Monday, July 27, 2015

Dinner of Rabbit

July 27, 2015

     Michele makes a delicious rabbit stew, which is supplemented by a home-made pork pate Sandrine, a friend who stays with Michele from time to time, has brought from her parent's farm.  It is divine.  Also joining us for dinner is Jean-Noel, a young hydraulic engineer who works for a company that supplies water to farmers.  Jean-Noel is a Toulousain, but did his studies in Paris and is whip-smart.  He is the father of a four year old boy and a one year old girl, but during the week he travels throughout the Languedoc, so he does not get to see them during the week.

     He is well-aware of the controversy over the building of a dam in the Tarn, a project opposed by radical environmentalists and Greens that has been the site of skirmishes between them and the gendarmerie, the last of which led to the death of a young man.  I ask Jean-Noel whether he can make sense of the different claims of the two sides, and he obliges me:

     First off, the dam will be built.  The dam needs to be built because the farmers face the problem of having too much water in the winter and too little in the summer.  As a result, many both dam streams and sink wells in the resulting ponds to meet their water needs.  So far, there are several hundred of these in the region.  The problem if that continues is obvious.  

     Second, when the dam is built what it will permit is the regulation of the water such that the excess of the winter will be held in reserve for the summer.  "Yes", building the dam will change the flow of the river from its present direction, but not to do so will leave the farmers at the mercy of their own devices.  Those who oppose the dam want a return to a world that was slower and produced less, which is a utopian notion.

     Despite Jean-Noel's realism about the prospects for the dam, he remains committed to notions of solidarite: he helped a neighbor dig a trench so that he would be able to lay pipes for water to reach the neighbor's garden:

     The man was hauling water buckets the way they used to, with a board across his back and a bucket of water hanging from each end.  He's sturdy, but he's ten years older than I am, and he was exhausting himself doing that.  So I helped him, I told him what pipes to buy and then we hooked them together and put them in the ground.  And I was glad to do it.

     That's something that still exists in France.  It's a way of opposing the larger forces, getting a group of friends together and figuring out a way of solving a problem the system has laid in our laps.  It's social and it's communal.  On the other hand, opposing the dam in the Tarn out of a belief that each farmer can find his own way of getting water and everyone will find his way is to defend utopian autarchy, a belief in everyone's capacity to be self-reliant that is not born out by the facts, however romantic it seems.

     I do believe Jean-Noel has perfectly expressed the paradox of France: on the one hand it has the intellectual capital of its technocrats, a tiny percentage of the population, products of elite schools.   On the other, it has a population that sees itself hindered by and interfered with by these same technocrats, a population  that reverences the self-reliance of small farmers.  The dream of the average Frenchman is not to get rich, not to receive honors, but to beat the system and the elites who run it, preferably via some idea dreamed up in concert with his copains.
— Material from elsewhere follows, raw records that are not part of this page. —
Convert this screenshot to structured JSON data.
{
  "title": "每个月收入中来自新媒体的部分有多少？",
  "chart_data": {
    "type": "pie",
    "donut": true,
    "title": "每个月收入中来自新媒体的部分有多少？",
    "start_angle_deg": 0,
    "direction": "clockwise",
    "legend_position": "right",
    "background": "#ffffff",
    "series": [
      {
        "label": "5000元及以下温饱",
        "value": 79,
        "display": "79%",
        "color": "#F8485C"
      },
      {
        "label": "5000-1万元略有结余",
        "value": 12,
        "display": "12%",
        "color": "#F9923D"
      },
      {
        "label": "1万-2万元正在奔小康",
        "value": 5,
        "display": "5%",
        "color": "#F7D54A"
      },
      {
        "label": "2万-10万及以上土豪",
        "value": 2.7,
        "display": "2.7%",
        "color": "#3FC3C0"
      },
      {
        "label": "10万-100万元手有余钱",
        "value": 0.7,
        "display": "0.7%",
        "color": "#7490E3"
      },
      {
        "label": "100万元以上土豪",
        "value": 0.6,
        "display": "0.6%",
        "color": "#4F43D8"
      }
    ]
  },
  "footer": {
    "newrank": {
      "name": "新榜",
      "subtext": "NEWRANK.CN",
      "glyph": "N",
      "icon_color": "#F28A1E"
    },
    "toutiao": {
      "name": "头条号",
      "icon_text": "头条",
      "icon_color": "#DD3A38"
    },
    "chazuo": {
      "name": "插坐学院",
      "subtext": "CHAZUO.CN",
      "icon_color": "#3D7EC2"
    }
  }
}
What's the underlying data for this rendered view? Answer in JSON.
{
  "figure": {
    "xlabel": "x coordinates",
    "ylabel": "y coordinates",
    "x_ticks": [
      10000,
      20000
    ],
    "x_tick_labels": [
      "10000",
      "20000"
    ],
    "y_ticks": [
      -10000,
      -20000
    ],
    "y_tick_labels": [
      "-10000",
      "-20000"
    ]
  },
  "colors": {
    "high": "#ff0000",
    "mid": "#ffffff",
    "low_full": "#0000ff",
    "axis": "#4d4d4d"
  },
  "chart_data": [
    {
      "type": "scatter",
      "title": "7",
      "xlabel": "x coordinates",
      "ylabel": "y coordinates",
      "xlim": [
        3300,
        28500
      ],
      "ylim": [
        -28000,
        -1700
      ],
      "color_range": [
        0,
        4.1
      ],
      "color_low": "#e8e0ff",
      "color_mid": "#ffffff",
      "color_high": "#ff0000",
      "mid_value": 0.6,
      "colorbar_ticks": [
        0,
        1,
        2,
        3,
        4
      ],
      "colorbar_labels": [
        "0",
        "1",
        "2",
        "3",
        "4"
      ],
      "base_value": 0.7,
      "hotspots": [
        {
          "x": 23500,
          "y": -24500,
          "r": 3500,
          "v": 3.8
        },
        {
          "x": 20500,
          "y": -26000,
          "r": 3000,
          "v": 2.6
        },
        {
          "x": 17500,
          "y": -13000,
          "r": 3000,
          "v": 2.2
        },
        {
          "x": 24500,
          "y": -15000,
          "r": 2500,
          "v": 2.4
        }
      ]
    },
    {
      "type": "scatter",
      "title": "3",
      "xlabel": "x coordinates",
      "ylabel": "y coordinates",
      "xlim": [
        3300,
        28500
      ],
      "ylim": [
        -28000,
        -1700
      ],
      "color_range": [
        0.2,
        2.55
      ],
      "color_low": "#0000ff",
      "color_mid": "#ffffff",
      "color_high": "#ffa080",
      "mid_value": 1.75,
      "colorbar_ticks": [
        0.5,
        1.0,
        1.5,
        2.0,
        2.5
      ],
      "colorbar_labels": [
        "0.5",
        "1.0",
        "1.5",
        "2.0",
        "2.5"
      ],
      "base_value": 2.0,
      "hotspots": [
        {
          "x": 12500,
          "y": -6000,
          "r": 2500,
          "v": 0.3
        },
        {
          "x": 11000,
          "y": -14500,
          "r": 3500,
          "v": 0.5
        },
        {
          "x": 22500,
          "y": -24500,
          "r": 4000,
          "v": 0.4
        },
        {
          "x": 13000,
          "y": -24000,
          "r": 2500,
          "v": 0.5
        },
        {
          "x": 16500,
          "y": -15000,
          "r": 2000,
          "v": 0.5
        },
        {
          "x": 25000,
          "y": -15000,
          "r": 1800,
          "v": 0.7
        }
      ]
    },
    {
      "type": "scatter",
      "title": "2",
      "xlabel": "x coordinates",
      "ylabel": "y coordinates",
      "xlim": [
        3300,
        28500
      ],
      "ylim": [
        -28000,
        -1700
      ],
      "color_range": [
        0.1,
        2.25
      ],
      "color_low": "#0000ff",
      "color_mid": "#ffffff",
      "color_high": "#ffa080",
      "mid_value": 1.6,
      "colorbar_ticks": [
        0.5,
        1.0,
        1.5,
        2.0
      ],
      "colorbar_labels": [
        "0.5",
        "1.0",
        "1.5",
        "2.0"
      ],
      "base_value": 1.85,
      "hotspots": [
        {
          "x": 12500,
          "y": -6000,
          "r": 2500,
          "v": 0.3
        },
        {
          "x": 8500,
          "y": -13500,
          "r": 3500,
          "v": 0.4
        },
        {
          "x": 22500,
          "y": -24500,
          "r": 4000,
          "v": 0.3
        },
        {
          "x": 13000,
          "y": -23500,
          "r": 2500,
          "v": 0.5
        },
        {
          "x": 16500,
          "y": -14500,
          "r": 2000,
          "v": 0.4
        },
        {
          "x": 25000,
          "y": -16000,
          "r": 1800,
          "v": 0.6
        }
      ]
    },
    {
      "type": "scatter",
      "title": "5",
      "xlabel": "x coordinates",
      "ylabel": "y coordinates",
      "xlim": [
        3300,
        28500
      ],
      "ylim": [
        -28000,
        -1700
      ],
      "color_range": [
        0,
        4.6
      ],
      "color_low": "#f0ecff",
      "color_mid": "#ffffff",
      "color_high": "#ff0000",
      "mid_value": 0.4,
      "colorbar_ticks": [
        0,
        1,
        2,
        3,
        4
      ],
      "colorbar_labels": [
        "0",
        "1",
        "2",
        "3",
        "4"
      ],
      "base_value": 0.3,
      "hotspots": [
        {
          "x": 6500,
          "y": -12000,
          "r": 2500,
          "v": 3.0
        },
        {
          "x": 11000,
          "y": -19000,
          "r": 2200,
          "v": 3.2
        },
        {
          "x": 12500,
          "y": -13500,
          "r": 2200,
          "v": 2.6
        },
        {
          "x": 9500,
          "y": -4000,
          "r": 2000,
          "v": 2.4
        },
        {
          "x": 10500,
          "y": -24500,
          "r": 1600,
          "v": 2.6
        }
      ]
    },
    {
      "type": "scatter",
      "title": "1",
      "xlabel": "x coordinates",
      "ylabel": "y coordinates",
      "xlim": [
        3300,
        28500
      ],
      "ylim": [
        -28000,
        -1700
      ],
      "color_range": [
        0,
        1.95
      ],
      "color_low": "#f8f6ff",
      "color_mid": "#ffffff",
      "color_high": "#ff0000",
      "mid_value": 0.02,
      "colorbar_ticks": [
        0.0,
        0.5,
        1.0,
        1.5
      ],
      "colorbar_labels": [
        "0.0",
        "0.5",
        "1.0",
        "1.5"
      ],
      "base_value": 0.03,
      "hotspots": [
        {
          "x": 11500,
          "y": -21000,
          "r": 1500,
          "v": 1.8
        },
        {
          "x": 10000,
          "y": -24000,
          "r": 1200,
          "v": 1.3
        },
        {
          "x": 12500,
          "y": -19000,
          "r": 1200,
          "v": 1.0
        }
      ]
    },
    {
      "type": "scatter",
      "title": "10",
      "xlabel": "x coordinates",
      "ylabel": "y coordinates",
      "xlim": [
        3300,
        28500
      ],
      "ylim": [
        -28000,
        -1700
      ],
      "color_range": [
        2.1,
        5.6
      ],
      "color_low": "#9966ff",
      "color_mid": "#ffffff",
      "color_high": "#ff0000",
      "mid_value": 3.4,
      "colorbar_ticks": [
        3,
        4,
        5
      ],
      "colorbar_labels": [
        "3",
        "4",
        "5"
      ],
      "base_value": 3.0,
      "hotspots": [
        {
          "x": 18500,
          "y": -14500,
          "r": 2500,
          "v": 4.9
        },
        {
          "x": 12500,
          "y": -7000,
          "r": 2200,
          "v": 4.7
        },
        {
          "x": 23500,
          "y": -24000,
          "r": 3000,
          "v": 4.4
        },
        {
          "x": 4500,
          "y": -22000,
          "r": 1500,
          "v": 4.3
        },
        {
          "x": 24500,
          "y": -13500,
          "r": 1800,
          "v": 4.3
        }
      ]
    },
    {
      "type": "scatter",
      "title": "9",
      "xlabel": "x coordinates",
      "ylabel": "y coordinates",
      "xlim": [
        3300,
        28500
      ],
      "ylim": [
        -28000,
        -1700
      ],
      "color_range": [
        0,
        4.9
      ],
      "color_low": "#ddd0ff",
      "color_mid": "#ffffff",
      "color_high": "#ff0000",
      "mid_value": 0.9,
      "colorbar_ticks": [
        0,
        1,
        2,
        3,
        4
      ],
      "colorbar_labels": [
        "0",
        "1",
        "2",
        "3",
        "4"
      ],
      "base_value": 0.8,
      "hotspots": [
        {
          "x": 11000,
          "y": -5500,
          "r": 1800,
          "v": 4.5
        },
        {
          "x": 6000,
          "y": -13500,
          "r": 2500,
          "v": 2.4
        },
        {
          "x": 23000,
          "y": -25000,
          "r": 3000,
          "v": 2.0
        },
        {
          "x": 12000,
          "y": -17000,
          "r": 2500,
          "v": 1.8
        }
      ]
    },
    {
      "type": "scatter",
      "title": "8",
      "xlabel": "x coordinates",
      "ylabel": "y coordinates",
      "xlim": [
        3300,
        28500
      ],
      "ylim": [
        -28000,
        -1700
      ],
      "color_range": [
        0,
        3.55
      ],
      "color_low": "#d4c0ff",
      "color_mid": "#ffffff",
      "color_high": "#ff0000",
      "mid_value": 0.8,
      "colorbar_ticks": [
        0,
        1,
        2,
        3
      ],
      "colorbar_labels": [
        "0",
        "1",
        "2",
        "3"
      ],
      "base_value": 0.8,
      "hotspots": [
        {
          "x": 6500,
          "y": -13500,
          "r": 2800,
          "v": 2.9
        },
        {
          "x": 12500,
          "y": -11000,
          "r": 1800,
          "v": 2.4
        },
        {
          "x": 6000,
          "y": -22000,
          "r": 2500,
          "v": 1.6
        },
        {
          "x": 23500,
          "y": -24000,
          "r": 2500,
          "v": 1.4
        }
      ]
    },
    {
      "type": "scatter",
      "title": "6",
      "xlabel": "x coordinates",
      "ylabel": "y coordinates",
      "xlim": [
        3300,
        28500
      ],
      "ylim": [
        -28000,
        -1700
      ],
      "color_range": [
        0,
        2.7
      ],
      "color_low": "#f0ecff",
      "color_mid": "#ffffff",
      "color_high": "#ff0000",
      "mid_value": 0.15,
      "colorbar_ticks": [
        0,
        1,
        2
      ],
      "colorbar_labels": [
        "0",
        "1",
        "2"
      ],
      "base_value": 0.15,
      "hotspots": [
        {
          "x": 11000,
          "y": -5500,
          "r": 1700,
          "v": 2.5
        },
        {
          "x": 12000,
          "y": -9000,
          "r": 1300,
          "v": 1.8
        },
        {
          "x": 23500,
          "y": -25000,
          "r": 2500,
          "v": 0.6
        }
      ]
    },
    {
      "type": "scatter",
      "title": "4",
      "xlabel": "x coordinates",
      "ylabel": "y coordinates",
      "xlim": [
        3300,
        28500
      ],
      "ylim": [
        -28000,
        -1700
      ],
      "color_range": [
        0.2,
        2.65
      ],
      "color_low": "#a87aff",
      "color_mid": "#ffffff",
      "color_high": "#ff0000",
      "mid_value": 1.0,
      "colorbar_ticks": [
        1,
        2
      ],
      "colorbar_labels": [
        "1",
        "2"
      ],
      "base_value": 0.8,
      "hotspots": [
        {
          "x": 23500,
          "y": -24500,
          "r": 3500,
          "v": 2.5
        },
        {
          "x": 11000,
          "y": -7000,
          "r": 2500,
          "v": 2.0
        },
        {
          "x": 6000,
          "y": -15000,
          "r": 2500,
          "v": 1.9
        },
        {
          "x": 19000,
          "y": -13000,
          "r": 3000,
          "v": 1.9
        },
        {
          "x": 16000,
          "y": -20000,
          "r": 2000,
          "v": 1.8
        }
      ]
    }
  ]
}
     It is the energy that goes into outsmarting the system and the zest with which the average Frenchman pursues that goal that make the French what they are.  Think about de Gaulle's famous remark about the difficulty of governing a country with 246 cheeses --cheeses are made by individual artisans but the basic product comes from the milk of sheep, cows or goats.  Only a country whose people see themselves as highly individual could produce so many varieties of the same product, and by logical extension, recipes for it.

     Ideas about how France should be governed are like cheeses: there are so many of them competing for pride of place it is almost impossible to assert that one is better than another.  Each Frenchman goes his own way to the extent the law and his ingenuity will allow.  The recent demonstrations of dissatisfaction by farmers from Caen and Strasbourg, which in the first case led them to block access by tourists to Mont Saint Miehel; and, in the second, to block German trucks from entering France near Strasbourg, are cases in point.  Restauranteurs at Mont Saint Michel lost several days' business while the trucks blocked access; those restaurants awaiting deliveries of German meat to serve their diners did not get it, which left them scrambling.   So there is solidarite, although one has to ask whether sometimes it does not get in its own way.

     (Incidentally, Tarbes is a redoubt of the French Communist Party.  I saw the party office as I was driving to Michele's and asked her about it.  She explained that the Pyrenees, being a poor region, was a party stronghold.)